Keberpihakan penonton Indonesia
Jaringan bioskop 21 pernah ngambek 4 tahun lalu, mereka bilang pemerintah semena-mena dalam menetapkan biaya untuk impor film. Bagi mereka penambahan biaya ini mengganggu operasional bisnis, sehingga tak sanggup lagi mengimpor film-film Hollywood. Sebab itu mereka ngambek, berhenti mengimpor film, dan menyetir opini publik bahwa pajak adalah tidak benar.
Waktu itu aku mewawancara pihak pemerintah. Dengan mengejutkan pihak pemerintah mengatakan pajak yang dikenakan sesungguhnya adalah pajak pertambahan nilai karena mereka ingin menghargai impor seluloid berisi film, dan membedakan dengan impor seluloid kosong.
Terdengar masuk akal.
Namun karena tak mau percaya begitu saja dengan pemerintah, maka aku mewawancara Ananda Siregar, Raam Punjabi, dan Rudy S Sanyoto. Ketiganya menjelaskan dengan sangat jelas bahwa nilai pajak tersebut bagi mereka masuk akal, juga bisa memberi ruang bagi film lokal. Karena dengan adanya tambahan pajak bagi film Hollywood, sama saja memberi insentif bagi film lokal.

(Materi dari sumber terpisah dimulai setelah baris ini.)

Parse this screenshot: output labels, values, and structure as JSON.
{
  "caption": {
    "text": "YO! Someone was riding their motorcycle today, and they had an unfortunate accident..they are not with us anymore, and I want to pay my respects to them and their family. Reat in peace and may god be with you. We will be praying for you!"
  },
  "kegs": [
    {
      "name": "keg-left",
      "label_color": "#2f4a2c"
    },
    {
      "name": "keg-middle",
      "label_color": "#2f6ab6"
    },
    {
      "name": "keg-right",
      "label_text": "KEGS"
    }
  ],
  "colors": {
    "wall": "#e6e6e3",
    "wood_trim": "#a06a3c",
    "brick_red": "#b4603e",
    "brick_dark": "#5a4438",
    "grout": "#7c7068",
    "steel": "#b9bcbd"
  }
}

Lalu apa kita tidak bisa impor?
Ketiganya menyanggupi untuk mengimpor film Eropa, Thailand, Jepang, Korea, juga film-film festival.
Aku sontak girang. Artinya akan lebih banyak film bermutu alih-alih film yang peran utama perempuannya dengan konsisten berganti gaya rambut, anting-anting, serta make up di tengah perang antar robot raksasa dari luar angkasa.
Nyatanya, hal ini tak pernah terjadi.
Tak lama mengikuti isu perfilman, aku dipindah ke halaman perbankan. Lalu tak lagi mengikuti kelanjutan isu tersebut. Namun yang aku tahu, impor masif atas film yang bukan Hollywood tak pernah terjadi.
Waktu itu masyarakat menggerutu berjamaah, berbondong-bondong ke Singapura untk menonton film Hollywood. Lalu Jero Wacik yang entah apa kerjanya, mulai berpendapat di media, katanya ia merasa malu kalau masyarakat harus ke Singapura cuma untuk menonton bioskop.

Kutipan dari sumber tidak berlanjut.